На этих страницах ты прочтешь то, чего не узнал из письма, которое я отправил, получив твою посылку. Первое письмо было послано с почтой, его могли вскрыть чужие руки, увидеть чужие глаза. Странно, что наши письма вообще доходят до адресатов, но ответы, которые мы получали с тысяча семьсот девяносто второго года (а также письма, привезенные в этом году «Беллоной» и «Китти»), – свидетельство тому, что почтальоны, увозящие их в Англию, сочувствуют нам. Однако некоторые из нас ни разу не получали вестей из страны, которую почти все мы по-прежнему называем родиной. Не знаю, случайность это или злой умысел. О судьбе этого письма позаботится Стивен. В нем я могу высказать все, что пожелаю, зная, что он молча дождется, когда ты прочтешь его, не пытаясь вмешаться.

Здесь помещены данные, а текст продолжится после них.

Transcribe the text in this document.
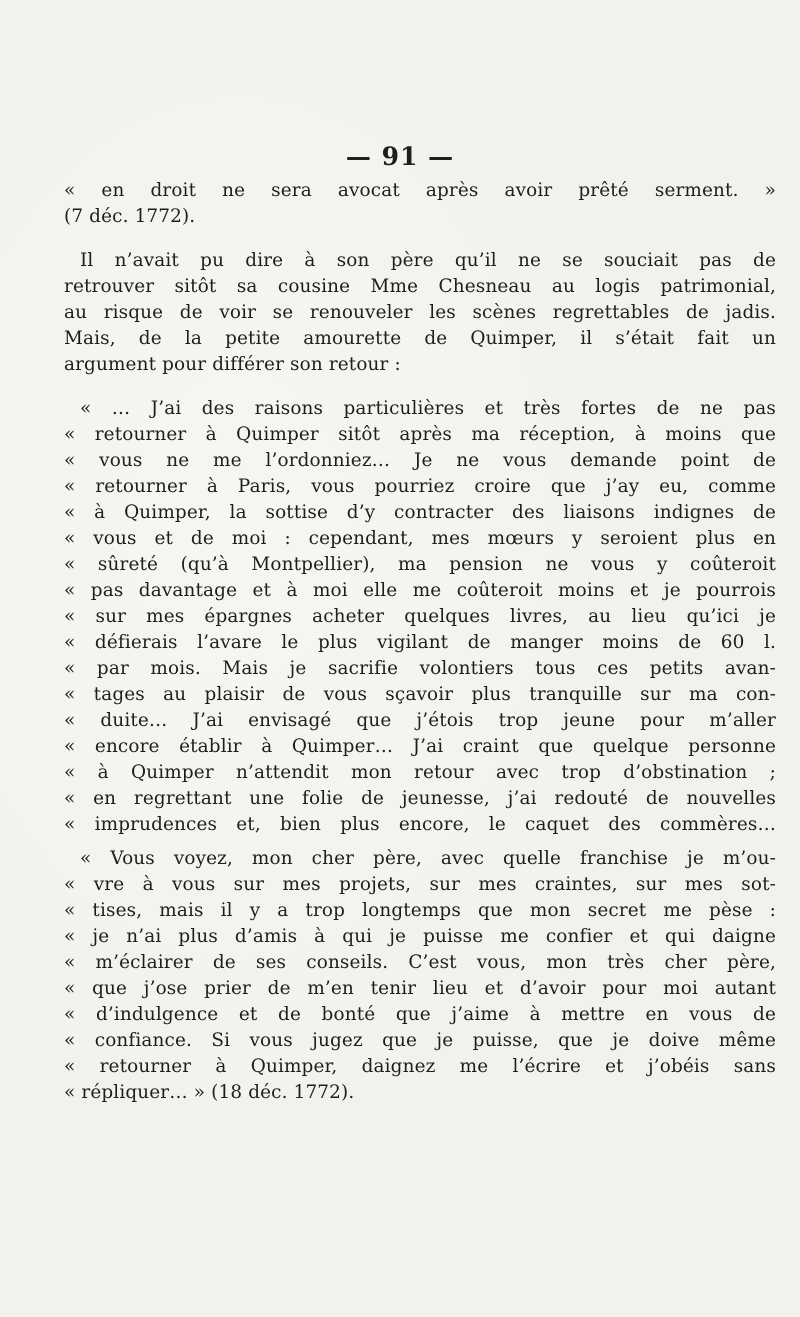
— 91 —
« en droit ne sera avocat après avoir prêté serment. »
(7 déc. 1772).
Il n’avait pu dire à son père qu’il ne se souciait pas de
retrouver sitôt sa cousine Mme Chesneau au logis patrimonial,
au risque de voir se renouveler les scènes regrettables de jadis.
Mais, de la petite amourette de Quimper, il s’était fait un
argument pour différer son retour :
« … J’ai des raisons particulières et très fortes de ne pas
« retourner à Quimper sitôt après ma réception, à moins que
« vous ne me l’ordonniez… Je ne vous demande point de
« retourner à Paris, vous pourriez croire que j’ay eu, comme
« à Quimper, la sottise d’y contracter des liaisons indignes de
« vous et de moi : cependant, mes mœurs y seroient plus en
« sûreté (qu’à Montpellier), ma pension ne vous y coûteroit
« pas davantage et à moi elle me coûteroit moins et je pourrois
« sur mes épargnes acheter quelques livres, au lieu qu’ici je
« défierais l’avare le plus vigilant de manger moins de 60 l.
« par mois. Mais je sacrifie volontiers tous ces petits avan-
« tages au plaisir de vous sçavoir plus tranquille sur ma con-
« duite… J’ai envisagé que j’étois trop jeune pour m’aller
« encore établir à Quimper… J’ai craint que quelque personne
« à Quimper n’attendit mon retour avec trop d’obstination ;
« en regrettant une folie de jeunesse, j’ai redouté de nouvelles
« imprudences et, bien plus encore, le caquet des commères…
« Vous voyez, mon cher père, avec quelle franchise je m’ou-
« vre à vous sur mes projets, sur mes craintes, sur mes sot-
« tises, mais il y a trop longtemps que mon secret me pèse :
« je n’ai plus d’amis à qui je puisse me confier et qui daigne
« m’éclairer de ses conseils. C’est vous, mon très cher père,
« que j’ose prier de m’en tenir lieu et d’avoir pour moi autant
« d’indulgence et de bonté que j’aime à mettre en vous de
« confiance. Si vous jugez que je puisse, que je doive même
« retourner à Quimper, daignez me l’écrire et j’obéis sans
« répliquer… » (18 déc. 1772).
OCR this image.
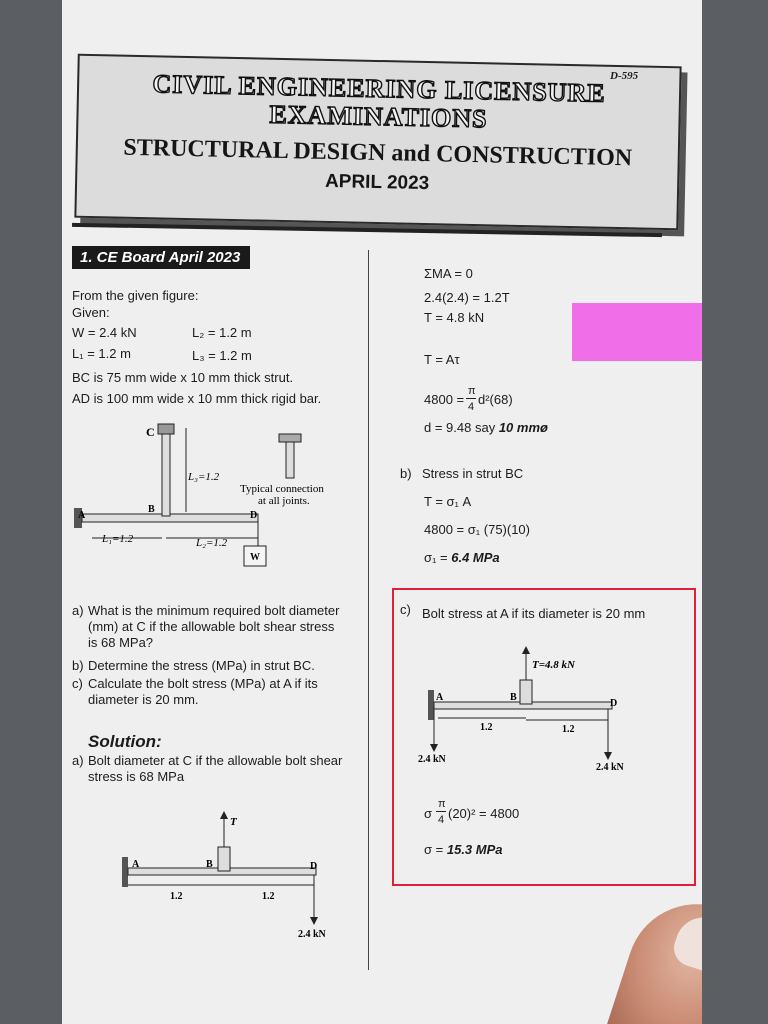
CIVIL ENGINEERING LICENSURE
EXAMINATIONS
STRUCTURAL DESIGN and CONSTRUCTION
APRIL 2023
D-595
1. CE Board April 2023
From the given figure:
Given:
W = 2.4 kN	L₂ = 1.2 m
L₁ = 1.2 m	L₃ = 1.2 m
BC is 75 mm wide x 10 mm thick strut.
AD is 100 mm wide x 10 mm thick rigid bar.
C
B
A	D
W
L₃=1.2
L₁=1.2	L₂=1.2
Typical connection
at all joints.
a) What is the minimum required bolt diameter (mm) at C if the allowable bolt shear stress is 68 MPa?
b) Determine the stress (MPa) in strut BC.
c) Calculate the bolt stress (MPa) at A if its diameter is 20 mm.
Solution:
a) Bolt diameter at C if the allowable bolt shear stress is 68 MPa
T
B
A	D
1.2	1.2
2.4 kN
ΣMA = 0
2.4(2.4) = 1.2T
T = 4.8 kN
T = Aτ
4800 =
π
4 d²(68)
d = 9.48 say 10 mmø
b) Stress in strut BC
T = σ₁ A
4800 = σ₁ (75)(10)
σ₁ = 6.4 MPa
c) Bolt stress at A if its diameter is 20 mm
T=4.8 kN
B
A
D
1.2	1.2
2.4 kN
2.4 kN
σ
π
4 (20)² = 4800
σ = 15.3 MPa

В этом, тысяча семьсот девяносто третьем году мне минуло сорок пять лет. Как я теперь выгляжу, тебе расскажет Стивен – он знает это лучше, чем я сам, ведь на острове Норфолк нет зеркал. Мне известно лишь то, что я сумел сохранить здоровье и даже окреп, поэтому теперь мне по плечу любая работа, в том числе и та, которая была не под силу в молодости.